Если зубодробительные трудности спецглав высшей математики, тензорного анализа и квантовой механики были понятны и внушали уважение и гордость студентов других факультетов, то панический страх физикотехников перед какой-то «политэкономией», никто из непосвященных не мог объяснить. Это вызывало обидные насмешки, но сами физики, считавшие экзамен по политэкономии мифическим Рубиконом, после которого только и можно вздохнуть свободно на пути к заветному диплому, старались не реагировать. Политэкономия высилась как Эверест. Преодолеть его могли лишь счастливчики, путь к экзамену был тернист и труден. С первого дня занятий на третьем курсе всех охватывал жуткий страх, заканчивался он только через два семестра, когда, выйдя из кабинета и закрыв за собой дверь, можно было с гордостью предъявить всем замысловатую запись в зачетке, означавшую, что «Эверест» - курс политэкономии капитализма и социализма - взят.
Причиной страха и неподъемной сложности этого банального по сути экзамена был сам, грозный и великий как Гудвин, профессор Захаров Павел Захарович, сокращенно «ЗПЗ». Эта аббревиатура означала еще и любимую его присказку – «заберите, пожалуйста, зачетку», которую он с ласковой ненавистью и легким заиканием говорил каждому обессиленному экзаменом студенту.
Пал Захарыч, как, глотая лишние буквы, называли его все уже много лет, был ровесником века, а это значит, что ему пришлось пережить всю новейшую историю России: от изобильных кондитерских и Филипповских булочных через три революции и четыре войны, голод, разруху, репрессии и «оттепель» до эпохи развитого социализма, о победе которого докладывали с завидной регулярностью на каждом очередном съезде партии. При этом ЗПЗ умудрился не попасть ни под расстрел, ни в лагеря, а, пережив килотонны страха и унижений, к определенным годам закалился жизнью крепче любой броневой стали. За три четверти своей жизни Павел Захарович оброс легендами как знаменитый толстовский дуб мхом.

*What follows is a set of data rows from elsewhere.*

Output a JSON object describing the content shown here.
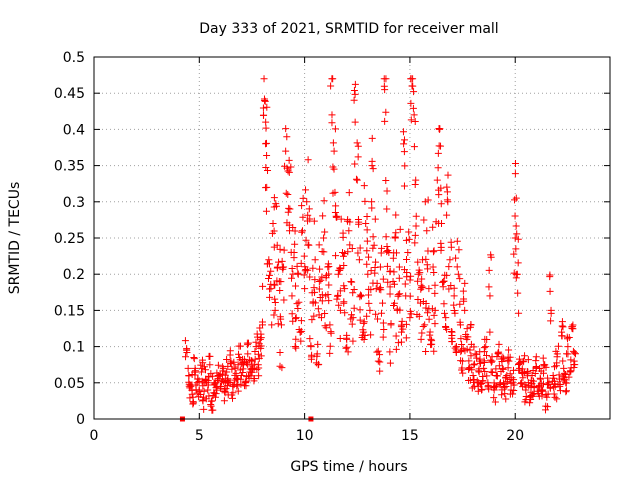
{
  "chart_data": {
    "type": "scatter",
    "title": "Day 333 of 2021, SRMTID for receiver mall",
    "xlabel": "GPS time / hours",
    "ylabel": "SRMTID / TECUs",
    "xlim": [
      0,
      24.5
    ],
    "ylim": [
      0,
      0.5
    ],
    "x_ticks": [
      0,
      5,
      10,
      15,
      20
    ],
    "x_tick_labels": [
      "0",
      "5",
      "10",
      "15",
      "20"
    ],
    "y_ticks": [
      0,
      0.05,
      0.1,
      0.15,
      0.2,
      0.25,
      0.3,
      0.35,
      0.4,
      0.45,
      0.5
    ],
    "y_tick_labels": [
      "0",
      "0.05",
      "0.1",
      "0.15",
      "0.2",
      "0.25",
      "0.3",
      "0.35",
      "0.4",
      "0.45",
      "0.5"
    ],
    "grid": true,
    "marker": "plus",
    "color": "#ff0000",
    "square_markers": [
      {
        "x": 4.2,
        "y": 0.0
      },
      {
        "x": 10.3,
        "y": 0.0
      }
    ],
    "series": [
      {
        "points": [
          [
            4.4,
            0.095
          ],
          [
            4.5,
            0.06
          ],
          [
            4.6,
            0.045
          ],
          [
            4.7,
            0.03
          ],
          [
            4.8,
            0.07
          ],
          [
            4.9,
            0.05
          ],
          [
            5.0,
            0.04
          ],
          [
            5.1,
            0.065
          ],
          [
            5.2,
            0.03
          ],
          [
            5.3,
            0.055
          ],
          [
            5.4,
            0.04
          ],
          [
            5.5,
            0.075
          ],
          [
            5.6,
            0.025
          ],
          [
            5.7,
            0.05
          ],
          [
            5.8,
            0.035
          ],
          [
            5.9,
            0.06
          ],
          [
            6.0,
            0.045
          ],
          [
            6.1,
            0.055
          ],
          [
            6.2,
            0.04
          ],
          [
            6.3,
            0.065
          ],
          [
            6.4,
            0.05
          ],
          [
            6.5,
            0.08
          ],
          [
            6.6,
            0.045
          ],
          [
            6.7,
            0.07
          ],
          [
            6.8,
            0.055
          ],
          [
            6.9,
            0.085
          ],
          [
            7.0,
            0.06
          ],
          [
            7.1,
            0.075
          ],
          [
            7.2,
            0.05
          ],
          [
            7.3,
            0.09
          ],
          [
            7.4,
            0.065
          ],
          [
            7.5,
            0.08
          ],
          [
            7.6,
            0.07
          ],
          [
            7.7,
            0.1
          ],
          [
            7.8,
            0.075
          ],
          [
            7.9,
            0.11
          ],
          [
            8.0,
            0.13
          ],
          [
            8.1,
            0.44
          ],
          [
            8.15,
            0.41
          ],
          [
            8.2,
            0.32
          ],
          [
            8.3,
            0.22
          ],
          [
            8.4,
            0.18
          ],
          [
            8.5,
            0.27
          ],
          [
            8.6,
            0.15
          ],
          [
            8.7,
            0.24
          ],
          [
            8.8,
            0.19
          ],
          [
            8.9,
            0.13
          ],
          [
            9.0,
            0.21
          ],
          [
            9.1,
            0.37
          ],
          [
            9.2,
            0.31
          ],
          [
            9.3,
            0.29
          ],
          [
            9.4,
            0.17
          ],
          [
            9.5,
            0.23
          ],
          [
            9.6,
            0.14
          ],
          [
            9.7,
            0.2
          ],
          [
            9.8,
            0.12
          ],
          [
            9.9,
            0.26
          ],
          [
            10.0,
            0.18
          ],
          [
            10.1,
            0.3
          ],
          [
            10.2,
            0.24
          ],
          [
            10.3,
            0.1
          ],
          [
            10.4,
            0.16
          ],
          [
            10.5,
            0.22
          ],
          [
            10.6,
            0.09
          ],
          [
            10.7,
            0.19
          ],
          [
            10.8,
            0.14
          ],
          [
            10.9,
            0.25
          ],
          [
            11.0,
            0.17
          ],
          [
            11.1,
            0.21
          ],
          [
            11.2,
            0.13
          ],
          [
            11.3,
            0.42
          ],
          [
            11.4,
            0.37
          ],
          [
            11.5,
            0.28
          ],
          [
            11.6,
            0.2
          ],
          [
            11.7,
            0.15
          ],
          [
            11.8,
            0.23
          ],
          [
            11.9,
            0.18
          ],
          [
            12.0,
            0.11
          ],
          [
            12.1,
            0.26
          ],
          [
            12.2,
            0.19
          ],
          [
            12.3,
            0.14
          ],
          [
            12.4,
            0.41
          ],
          [
            12.5,
            0.33
          ],
          [
            12.6,
            0.22
          ],
          [
            12.7,
            0.17
          ],
          [
            12.8,
            0.12
          ],
          [
            12.9,
            0.27
          ],
          [
            13.0,
            0.2
          ],
          [
            13.1,
            0.15
          ],
          [
            13.2,
            0.35
          ],
          [
            13.3,
            0.24
          ],
          [
            13.4,
            0.18
          ],
          [
            13.5,
            0.08
          ],
          [
            13.6,
            0.21
          ],
          [
            13.7,
            0.16
          ],
          [
            13.8,
            0.455
          ],
          [
            13.9,
            0.29
          ],
          [
            14.0,
            0.23
          ],
          [
            14.1,
            0.13
          ],
          [
            14.2,
            0.19
          ],
          [
            14.3,
            0.25
          ],
          [
            14.4,
            0.15
          ],
          [
            14.5,
            0.21
          ],
          [
            14.6,
            0.12
          ],
          [
            14.7,
            0.38
          ],
          [
            14.8,
            0.17
          ],
          [
            14.9,
            0.23
          ],
          [
            15.0,
            0.14
          ],
          [
            15.1,
            0.46
          ],
          [
            15.2,
            0.42
          ],
          [
            15.3,
            0.28
          ],
          [
            15.4,
            0.2
          ],
          [
            15.5,
            0.16
          ],
          [
            15.6,
            0.22
          ],
          [
            15.7,
            0.13
          ],
          [
            15.8,
            0.26
          ],
          [
            15.9,
            0.18
          ],
          [
            16.0,
            0.11
          ],
          [
            16.1,
            0.21
          ],
          [
            16.2,
            0.15
          ],
          [
            16.3,
            0.33
          ],
          [
            16.4,
            0.4
          ],
          [
            16.5,
            0.27
          ],
          [
            16.6,
            0.19
          ],
          [
            16.7,
            0.14
          ],
          [
            16.8,
            0.3
          ],
          [
            16.9,
            0.22
          ],
          [
            17.0,
            0.12
          ],
          [
            17.1,
            0.17
          ],
          [
            17.2,
            0.1
          ],
          [
            17.3,
            0.2
          ],
          [
            17.4,
            0.13
          ],
          [
            17.5,
            0.08
          ],
          [
            17.6,
            0.15
          ],
          [
            17.7,
            0.11
          ],
          [
            17.8,
            0.07
          ],
          [
            17.9,
            0.13
          ],
          [
            18.0,
            0.06
          ],
          [
            18.1,
            0.09
          ],
          [
            18.2,
            0.05
          ],
          [
            18.3,
            0.08
          ],
          [
            18.4,
            0.04
          ],
          [
            18.5,
            0.07
          ],
          [
            18.6,
            0.1
          ],
          [
            18.7,
            0.05
          ],
          [
            18.8,
            0.17
          ],
          [
            18.9,
            0.08
          ],
          [
            19.0,
            0.04
          ],
          [
            19.1,
            0.06
          ],
          [
            19.2,
            0.09
          ],
          [
            19.3,
            0.05
          ],
          [
            19.4,
            0.07
          ],
          [
            19.5,
            0.035
          ],
          [
            19.6,
            0.06
          ],
          [
            19.7,
            0.08
          ],
          [
            19.8,
            0.04
          ],
          [
            19.9,
            0.05
          ],
          [
            20.0,
            0.25
          ],
          [
            20.05,
            0.305
          ],
          [
            20.1,
            0.2
          ],
          [
            20.2,
            0.07
          ],
          [
            20.3,
            0.05
          ],
          [
            20.4,
            0.08
          ],
          [
            20.5,
            0.04
          ],
          [
            20.6,
            0.065
          ],
          [
            20.7,
            0.03
          ],
          [
            20.8,
            0.06
          ],
          [
            20.9,
            0.045
          ],
          [
            21.0,
            0.07
          ],
          [
            21.1,
            0.035
          ],
          [
            21.2,
            0.055
          ],
          [
            21.3,
            0.04
          ],
          [
            21.4,
            0.075
          ],
          [
            21.5,
            0.03
          ],
          [
            21.6,
            0.05
          ],
          [
            21.7,
            0.15
          ],
          [
            21.8,
            0.06
          ],
          [
            21.9,
            0.045
          ],
          [
            22.0,
            0.09
          ],
          [
            22.1,
            0.055
          ],
          [
            22.2,
            0.12
          ],
          [
            22.3,
            0.07
          ],
          [
            22.4,
            0.05
          ],
          [
            22.5,
            0.1
          ],
          [
            22.6,
            0.065
          ],
          [
            22.7,
            0.125
          ],
          [
            22.8,
            0.08
          ]
        ]
      }
    ]
  }
}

Рассказывали, что в 1928 году на излете и последнем вдохе НЭПа Павел Захарович неожиданно выиграл главный приз лотереи Всероссийского еврейского общества! Невольный вопрос, откуда у коренного русака оказался билет Еврейского общества, так и остался без ответа. Как обладателю главного выигрыша, ему было предложено на выбор либо ферма на двадцать пять голов скота, либо кругосветное путешествие в течение шести месяцев. Не колеблясь, Павел Захарович выбрал «кругосветку» и оказался редким счастливчиком, которому довелось увидеть мир, вернуться в страну и не пропасть в конце тридцатых с приговором «десять лет без права переписки» за шпионскую деятельность.
Это путешествие круто изменило всю его жизнь. Захаров увлекся языками, стал страстно изучать разные страны, их историю, географию и экономику, обзаведясь огромной библиотекой, из которой он черпал все необходимые ему знания. На протяжении многих лет Пал Захарович маниакально выписывал почти весь почтовый каталог, получив при этом неофициальное звание «чемпиона СССР по подписке». Конечно, этому способствовала и большая профессорская зарплата, и гонорары в многочисленных научных журналах.
Лояльность молодого профессора была столь очевидной, что даже в самые страшные времена власти ему благоволили. Сказалось и то, что во всей его породе не было ни капли нерусской крови, а «космополитов» Пал Захарович стал не любить задолго до запущенной вождем программы их преследования и уничтожения. Нечаянный поворот судьбы - лотерейный выигрыш - на многие годы определил героический ореол, сравнимый разве что только со славой космонавтов. В знак восхищения и признания перед авторитетом, заслугами и библиотекой, способной по количеству и подбору книг поспорить с библиотекой среднего областного города, профессору Захарову была выделена огромная квартира – анфилада из двенадцати высоченных комнат, занимающих целое крыло учебного корпуса еще царской постройки.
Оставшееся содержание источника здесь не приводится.